The owner is responsible for his personal behaviour and that of his family and visitors and if he has a tenant, their behaviour and their visitors’ too, says Michael Bauer, managing director of the estate agency, IHPC. Every tenant who rents a property in a sectional title scheme should automatically be furnished with a list of the rules before he moves into a complex. However, merely providing the tenant with the rules may not be enough and landlords are urged to take extra precautions if they want to avoid being fined. It is recommended that the landlord have a clause in the lease document which transfers responsibility to his tenant so that the landlord is not held liable if any fines for misbehaviour are issued by the body corporate, he says.

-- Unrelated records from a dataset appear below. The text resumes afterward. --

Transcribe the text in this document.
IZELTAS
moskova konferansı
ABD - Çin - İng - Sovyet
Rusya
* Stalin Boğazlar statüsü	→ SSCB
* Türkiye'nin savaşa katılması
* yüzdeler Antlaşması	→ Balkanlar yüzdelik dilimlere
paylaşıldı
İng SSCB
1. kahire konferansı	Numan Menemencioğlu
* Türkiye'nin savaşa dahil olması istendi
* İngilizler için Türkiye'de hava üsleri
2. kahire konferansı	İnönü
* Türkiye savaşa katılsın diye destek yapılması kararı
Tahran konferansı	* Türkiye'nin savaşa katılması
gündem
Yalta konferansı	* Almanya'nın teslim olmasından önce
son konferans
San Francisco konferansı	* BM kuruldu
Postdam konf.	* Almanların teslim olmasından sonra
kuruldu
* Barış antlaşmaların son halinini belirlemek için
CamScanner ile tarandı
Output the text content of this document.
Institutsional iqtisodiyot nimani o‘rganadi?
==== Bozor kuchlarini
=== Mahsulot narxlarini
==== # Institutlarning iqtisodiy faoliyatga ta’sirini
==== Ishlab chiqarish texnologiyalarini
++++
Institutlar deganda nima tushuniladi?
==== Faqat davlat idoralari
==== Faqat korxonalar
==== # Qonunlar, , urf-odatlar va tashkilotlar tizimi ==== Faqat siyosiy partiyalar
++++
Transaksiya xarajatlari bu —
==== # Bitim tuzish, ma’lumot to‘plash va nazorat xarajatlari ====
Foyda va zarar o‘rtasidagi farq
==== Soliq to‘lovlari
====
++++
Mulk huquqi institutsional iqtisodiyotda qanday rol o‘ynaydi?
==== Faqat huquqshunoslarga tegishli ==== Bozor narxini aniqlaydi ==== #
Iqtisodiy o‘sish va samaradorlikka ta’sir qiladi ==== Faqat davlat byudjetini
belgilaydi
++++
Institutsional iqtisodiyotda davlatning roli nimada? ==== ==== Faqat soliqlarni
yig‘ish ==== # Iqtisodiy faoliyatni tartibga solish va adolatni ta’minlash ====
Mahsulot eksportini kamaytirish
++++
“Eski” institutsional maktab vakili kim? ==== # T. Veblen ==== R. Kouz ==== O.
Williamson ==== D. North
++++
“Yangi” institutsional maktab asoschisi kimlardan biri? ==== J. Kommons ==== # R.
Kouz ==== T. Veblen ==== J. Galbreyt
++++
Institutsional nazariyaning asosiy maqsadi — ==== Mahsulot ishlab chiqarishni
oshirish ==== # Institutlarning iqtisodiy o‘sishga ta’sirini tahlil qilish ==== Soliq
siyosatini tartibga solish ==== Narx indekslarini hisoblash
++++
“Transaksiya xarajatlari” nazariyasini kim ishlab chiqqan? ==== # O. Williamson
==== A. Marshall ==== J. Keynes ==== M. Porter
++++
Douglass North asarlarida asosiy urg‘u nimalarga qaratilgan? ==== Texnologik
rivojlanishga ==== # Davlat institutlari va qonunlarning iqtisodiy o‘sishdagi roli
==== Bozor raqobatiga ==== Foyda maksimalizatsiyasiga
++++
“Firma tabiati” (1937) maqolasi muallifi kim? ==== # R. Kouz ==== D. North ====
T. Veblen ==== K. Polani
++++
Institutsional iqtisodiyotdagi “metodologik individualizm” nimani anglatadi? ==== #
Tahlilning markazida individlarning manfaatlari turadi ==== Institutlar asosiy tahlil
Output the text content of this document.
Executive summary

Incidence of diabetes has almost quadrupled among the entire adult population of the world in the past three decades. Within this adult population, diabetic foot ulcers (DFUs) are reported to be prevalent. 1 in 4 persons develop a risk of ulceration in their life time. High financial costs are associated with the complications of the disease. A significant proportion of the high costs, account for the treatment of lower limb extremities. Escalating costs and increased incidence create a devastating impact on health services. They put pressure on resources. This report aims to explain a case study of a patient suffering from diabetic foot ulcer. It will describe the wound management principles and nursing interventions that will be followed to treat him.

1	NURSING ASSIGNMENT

There will sometimes be cases where damage is done to property, i.e. a gate or boom might be damaged by a visitor's vehicle and if the guest register signed at the gate can show from which unit the vehicle came, that person will be held liable for the cost of repairs. This shows how important it is to have a clause in the lease which transfers responsibility to the tenant because the damage could amount to thousands of rands and the landlord would be responsible for the bill if he is not covered by his lease agreement. It's not the only precaution that landlords should take and it is also recommended that close tabs are kept on who is actually staying in the unit.
Occupation numbers in units are often restricted, but if the lease does not specify who exactly will live in the house, the system is left open to abuse, points out Bauer. Tenants have been found renting out rooms by the hour or sub-letting rooms. In theory they are sticking to the lease agreement because only the stipulated number of occupants are resident at any given time. This situation can easily be avoided by identifying the legitimate tenants by name and age in the lease agreement.
"In IHPC’s experience this has proven to be of extreme importance because if it is found that the occupants are not the people listed in the lease, the agreement can then be terminated immediately as a breach of the lease," adds Bauer. “A good letting agent will make sure that his client, the landlord, will be covered in the best way possible against loss or damage in the lease agreement and take as many steps as he can to prevent inappropriate behaviour by tenants.”